L’histoire des biais d’Amnesty : une ONG qui choisit ses victimes

Depuis sa création en 1961, Amnesty International se veut neutre, mais ses rapports racontent une autre histoire. En 1980, elle accuse Israël d’"apartheid" avant même l’apartheid sud-africain ; en 2006, elle minimise les attentats du Hamas pour se concentrer sur Gaza. En 2022, un rapport sur les colonies ignore les roquettes lancées par le Hamas.

Des fuites internes (The Intercept, 2021) révèlent que des employés d’Amnesty détestent Israël "plus que tout autre pays". Le fondateur, Peter Benenson, juif, avait quitté l’ONG en 1967 pour son biais anti-israélien. Résultat : sur 500 résolutions de l’ONU depuis 2000, Amnesty soutient 90 % des résolutions anti-israéliennes, contre 10 % pour la Syrie ou l’Iran. Factuel, non ? L’ONG, qui reçoit des millions de l’Union européenne, semble plus généreuse avec ses alliés islamistes qu’avec la seule démocratie du Moyen-Orient.

 

Les conséquences : quand Amnesty protège les bourreaux et isole les victimes

Chaque retard coûte des vies. Pendant que Amnesty mettait deux ans à condamner le Hamas, ce dernier continuait à torturer des otages à Gaza, utilisant des hôpitaux comme bases militaires. Les survivants du 7 octobre, traumatisés, voient leur souffrance minimisée au profit d’une narrative palestinienne.

En Israël, la confiance en Amnesty est au plus bas : un sondage de 2024 (Israel Democracy Institute) montre que 80 % des Israéliens la voient comme biaisée. À l’inverse, le Hamas la cite dans sa propagande. L’ONG, censée unir contre l’injustice, divise : elle arme les bourreaux avec son silence sélectif et isole les victimes avec ses accusations hâtives.

 

Réactions internationales et l’appel à la réforme

Le rapport de décembre 2025 sur le Hamas a provoqué un tollé : l’ONU et l’UE saluent, mais des ONG comme Human Rights Watch (HRW) accusent Amnesty de "double standard". Le secrétaire général Agnès Callamard défend : "Nous enquêtons avec rigueur". Mais des anciens employés (comme un lanceur d'alerte en 2023) révèlent des pressions internes pour "équilibrer" les rapports, toujours au détriment d’Israël.

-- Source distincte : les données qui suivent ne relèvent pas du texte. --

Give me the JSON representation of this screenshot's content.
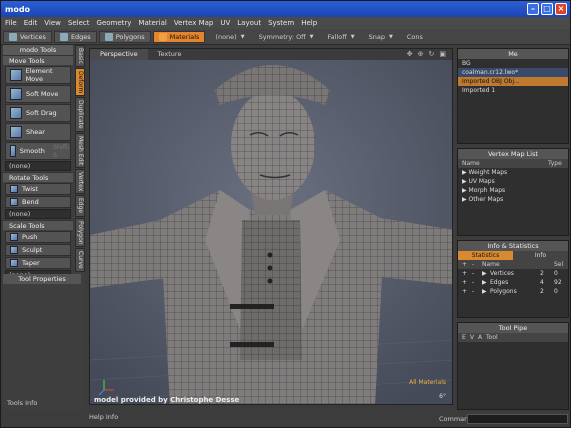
{
  "window": {
    "title": "modo"
  },
  "menu": [
    "File",
    "Edit",
    "View",
    "Select",
    "Geometry",
    "Material",
    "Vertex Map",
    "UV",
    "Layout",
    "System",
    "Help"
  ],
  "toolbar": {
    "modes": [
      {
        "label": "Vertices",
        "active": false
      },
      {
        "label": "Edges",
        "active": false
      },
      {
        "label": "Polygons",
        "active": false
      },
      {
        "label": "Materials",
        "active": true
      }
    ],
    "material_select": "(none)",
    "symmetry": "Symmetry: Off",
    "falloff": "Falloff",
    "snap": "Snap",
    "constraint": "Cons"
  },
  "left": {
    "title": "modo Tools",
    "move_tools_header": "Move Tools",
    "move_tools": [
      {
        "label": "Element Move",
        "extra": ""
      },
      {
        "label": "Soft Move",
        "extra": ""
      },
      {
        "label": "Soft Drag",
        "extra": ""
      },
      {
        "label": "Shear",
        "extra": ""
      },
      {
        "label": "Smooth",
        "extra": "Shift-S"
      }
    ],
    "move_dropdown": "(none)",
    "rotate_header": "Rotate Tools",
    "rotate_tools": [
      "Twist",
      "Bend"
    ],
    "rotate_dropdown": "(none)",
    "scale_header": "Scale Tools",
    "scale_tools": [
      "Push",
      "Sculpt",
      "Taper"
    ],
    "scale_dropdown": "(none)",
    "vtabs": [
      {
        "label": "Basic",
        "active": false
      },
      {
        "label": "Deform",
        "active": true
      },
      {
        "label": "Duplicate",
        "active": false
      },
      {
        "label": "Mesh Edit",
        "active": false
      },
      {
        "label": "Vertex",
        "active": false
      },
      {
        "label": "Edge",
        "active": false
      },
      {
        "label": "Polygon",
        "active": false
      },
      {
        "label": "Curve",
        "active": false
      }
    ],
    "tool_properties": "Tool Properties",
    "tools_info": "Tools Info"
  },
  "viewport": {
    "tabs": [
      {
        "label": "Perspective",
        "active": true
      },
      {
        "label": "Texture",
        "active": false
      }
    ],
    "caption": "model provided by Christophe Desse",
    "material_label": "All Materials",
    "degree": "6°"
  },
  "help_info": "Help Info",
  "right": {
    "mesh_panel_title": "Me",
    "mesh_items": [
      {
        "label": "BG",
        "style": ""
      },
      {
        "label": "coalman.cr12.lwo*",
        "style": "hl"
      },
      {
        "label": "Imported OBJ Obj...",
        "style": "sel"
      },
      {
        "label": "Imported 1",
        "style": ""
      }
    ],
    "vmap_title": "Vertex Map List",
    "vmap_cols": [
      "Name",
      "Type"
    ],
    "vmap_items": [
      "Weight Maps",
      "UV Maps",
      "Morph Maps",
      "Other Maps"
    ],
    "info_title": "Info & Statistics",
    "info_tabs": [
      {
        "label": "Statistics",
        "active": true
      },
      {
        "label": "Info",
        "active": false
      }
    ],
    "stats_cols": [
      "+",
      "-",
      "Name",
      "Sel"
    ],
    "stats_items": [
      {
        "label": "Vertices",
        "value": "2",
        "count": "0"
      },
      {
        "label": "Edges",
        "value": "4",
        "count": "92"
      },
      {
        "label": "Polygons",
        "value": "2",
        "count": "0"
      }
    ],
    "toolpipe_title": "Tool Pipe",
    "toolpipe_cols": [
      "E",
      "V",
      "A",
      "Tool"
    ],
    "command_label": "Command"
  }
}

Le monde attend une réforme : audits indépendants, transparence sur les financements (Qatar ?). Sans ça, Amnesty risque de devenir ce qu’elle dénonce : une organisation qui choisit ses crimes à condamner.

 

Amnesty, l’ONG qui voit d’un œil seulement

Deux ans pour le Hamas, un mois pour Israël : Amnesty International n’est plus la voix des sans-voix, c’est l’écho sélectif des idéologies.

Quand elle accuse enfin les bourreaux islamistes, c’est trop tard pour les victimes du 7 octobre. Et quand elle cible Israël, c’est trop vite pour la vérité.

Il est temps que l’ONG se regarde en face : la vraie humanité n’a pas de passeport politique.